Civil Security
SECURITY SCANNERS
SECURITY SCANNERS
In the field of security and defence, the Group of Antennas, Radar and Optical Communications (COM) has a great deal of experience in scanners for non-invasive inspection of people and objects. Airports, airlines, areas with a high mobility of goods and people and places where mass events are held are the most sensitive areas where security needs to be reinforced against possible terrorist attacks.
It is therefore essential that these areas have robust and highly sensitive scanners capable of detecting any threat to people’s lives, such as non-metallic terrorist devices concealed under clothing.
The International Air Transport Organisation (IATA) has established several standards to improve the performance of airport security scanners. They specify that people should be able to be scanned without the need to remain static, as is the case with current systems. In addition, in order to respect the privacy of passengers, the new systems will need to be able to identify different materials in order to distinguish between contraband or explosives and other harmless items that a person may be carrying, such as medical devices or implants.
The next generation of security systems must provide more freedom for passengers but, at the same time, require improved equipment performance from a security point of view, with a higher probability of detection (PoD) and a lower false alarm rate (FAR). The challenge is to achieve high PoD and low FAR while operating close to real time and ensuring people’s health and privacy.
Millimetre-wave scanners are the most interesting solutions because they have a very high resolution due to their relatively short wavelength (1-10mm), a relatively low cost and a great ability to penetrate through tissue and other materials. Furthermore, the different behaviour of millimetre waves when interacting with different materials can help their identification by the scanning system. In addition, millimeter-waves are nonionizing and, therefore, pose no known health hazard.

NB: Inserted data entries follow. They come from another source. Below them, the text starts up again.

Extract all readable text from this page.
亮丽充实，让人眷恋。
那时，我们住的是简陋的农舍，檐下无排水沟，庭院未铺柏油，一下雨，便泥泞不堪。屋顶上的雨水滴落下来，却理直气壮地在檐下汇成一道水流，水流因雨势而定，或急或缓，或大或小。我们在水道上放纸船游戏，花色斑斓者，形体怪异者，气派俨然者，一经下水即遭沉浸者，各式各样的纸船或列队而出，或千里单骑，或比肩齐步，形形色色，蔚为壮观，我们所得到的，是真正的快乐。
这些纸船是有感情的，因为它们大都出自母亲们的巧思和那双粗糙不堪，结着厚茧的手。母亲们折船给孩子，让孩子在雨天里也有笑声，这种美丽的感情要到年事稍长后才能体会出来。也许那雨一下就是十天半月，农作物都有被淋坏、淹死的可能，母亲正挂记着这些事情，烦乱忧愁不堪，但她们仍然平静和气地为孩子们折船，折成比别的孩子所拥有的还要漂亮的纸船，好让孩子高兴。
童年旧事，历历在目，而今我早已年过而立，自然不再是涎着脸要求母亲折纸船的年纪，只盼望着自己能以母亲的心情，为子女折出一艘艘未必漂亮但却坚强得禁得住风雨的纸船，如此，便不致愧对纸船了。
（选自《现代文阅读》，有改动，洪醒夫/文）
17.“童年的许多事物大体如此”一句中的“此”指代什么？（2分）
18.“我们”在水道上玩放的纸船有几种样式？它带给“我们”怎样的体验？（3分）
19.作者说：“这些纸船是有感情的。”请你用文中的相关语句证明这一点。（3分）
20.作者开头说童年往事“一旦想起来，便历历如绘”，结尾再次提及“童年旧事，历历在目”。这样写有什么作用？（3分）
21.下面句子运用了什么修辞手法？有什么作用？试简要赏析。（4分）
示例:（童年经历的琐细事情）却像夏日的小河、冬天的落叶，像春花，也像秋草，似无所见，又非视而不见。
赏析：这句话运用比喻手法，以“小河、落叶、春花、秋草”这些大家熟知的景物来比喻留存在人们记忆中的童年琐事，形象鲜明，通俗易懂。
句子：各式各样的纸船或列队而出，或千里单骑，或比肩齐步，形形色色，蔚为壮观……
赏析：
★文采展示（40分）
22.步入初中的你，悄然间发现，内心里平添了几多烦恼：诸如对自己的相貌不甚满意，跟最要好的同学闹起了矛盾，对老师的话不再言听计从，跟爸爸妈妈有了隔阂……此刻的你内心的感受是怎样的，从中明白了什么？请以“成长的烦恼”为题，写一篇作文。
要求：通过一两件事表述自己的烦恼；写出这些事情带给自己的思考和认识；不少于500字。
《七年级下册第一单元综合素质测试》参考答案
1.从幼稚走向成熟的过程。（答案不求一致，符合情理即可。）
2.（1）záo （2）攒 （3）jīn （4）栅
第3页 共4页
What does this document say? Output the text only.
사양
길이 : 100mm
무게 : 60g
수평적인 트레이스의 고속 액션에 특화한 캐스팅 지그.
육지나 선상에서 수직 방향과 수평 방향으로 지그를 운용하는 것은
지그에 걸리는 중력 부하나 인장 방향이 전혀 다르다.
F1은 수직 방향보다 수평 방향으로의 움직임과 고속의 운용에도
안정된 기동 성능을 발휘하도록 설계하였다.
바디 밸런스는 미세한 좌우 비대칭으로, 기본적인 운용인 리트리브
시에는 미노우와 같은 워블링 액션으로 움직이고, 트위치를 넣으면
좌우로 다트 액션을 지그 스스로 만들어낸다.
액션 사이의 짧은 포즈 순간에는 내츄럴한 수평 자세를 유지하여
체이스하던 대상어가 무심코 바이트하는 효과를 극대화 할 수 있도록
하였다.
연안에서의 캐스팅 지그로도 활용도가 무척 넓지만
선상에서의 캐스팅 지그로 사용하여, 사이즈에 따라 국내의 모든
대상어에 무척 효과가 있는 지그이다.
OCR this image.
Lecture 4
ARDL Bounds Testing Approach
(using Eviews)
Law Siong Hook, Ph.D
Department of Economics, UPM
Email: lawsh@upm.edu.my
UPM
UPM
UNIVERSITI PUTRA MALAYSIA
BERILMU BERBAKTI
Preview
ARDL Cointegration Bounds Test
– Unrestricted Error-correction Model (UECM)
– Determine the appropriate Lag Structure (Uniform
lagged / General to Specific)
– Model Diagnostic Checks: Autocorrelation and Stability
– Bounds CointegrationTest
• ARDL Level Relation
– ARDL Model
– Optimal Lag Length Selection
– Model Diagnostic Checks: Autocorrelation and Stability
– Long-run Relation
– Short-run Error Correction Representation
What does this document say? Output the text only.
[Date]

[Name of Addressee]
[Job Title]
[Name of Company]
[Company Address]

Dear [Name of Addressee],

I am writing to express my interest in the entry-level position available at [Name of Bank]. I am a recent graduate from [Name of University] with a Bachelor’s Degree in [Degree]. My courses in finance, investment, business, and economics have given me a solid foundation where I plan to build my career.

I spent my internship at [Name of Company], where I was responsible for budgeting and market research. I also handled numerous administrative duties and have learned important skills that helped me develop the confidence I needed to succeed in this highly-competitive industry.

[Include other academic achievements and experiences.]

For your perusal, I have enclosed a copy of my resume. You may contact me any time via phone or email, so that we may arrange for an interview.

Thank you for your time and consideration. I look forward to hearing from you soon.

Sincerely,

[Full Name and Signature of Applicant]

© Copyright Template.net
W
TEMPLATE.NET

The research group has proven a solid experience in this type of technology, as recognised by three consecutive European Conference of Antennas and Propagation (EuCAP) awards in 2013, 2014 and 2015. As a result of previous projects, a prototype of imaging radar at 300 GHz was developed and successfully tested with a sophisticated bifocal reflector antenna that was developed by the group. Moreover, two PhDs of the group, recently reincorporated to the University of Vigo, have also extensive experience in the general specification, design and developmente of nearfield imaging systems for personnel inspection due to their long term previous stay at Northeastern University (Boston) and to their participation in the development, under the sponsorship of the Department of Homeland Security of the U.S., of a new cyber-physical system that combines millimeter wave radar and stereo cameras in order to increase the security at airports and other important checkpoints. The main improvement of this system is that it works on a multiple bistatic configuration, which substantially improves the image quality when compared to other systems in use.
The operating principles of these scanners can be used in other fields such as food safety, quality control in production systems, detection of landmines or other buried elements through the use of small unmanned aerial vehicles (UAVs). In fact, the group is currently developing several projects related to the search for buried objects using on-board radar on UAVs in both civil and military fields.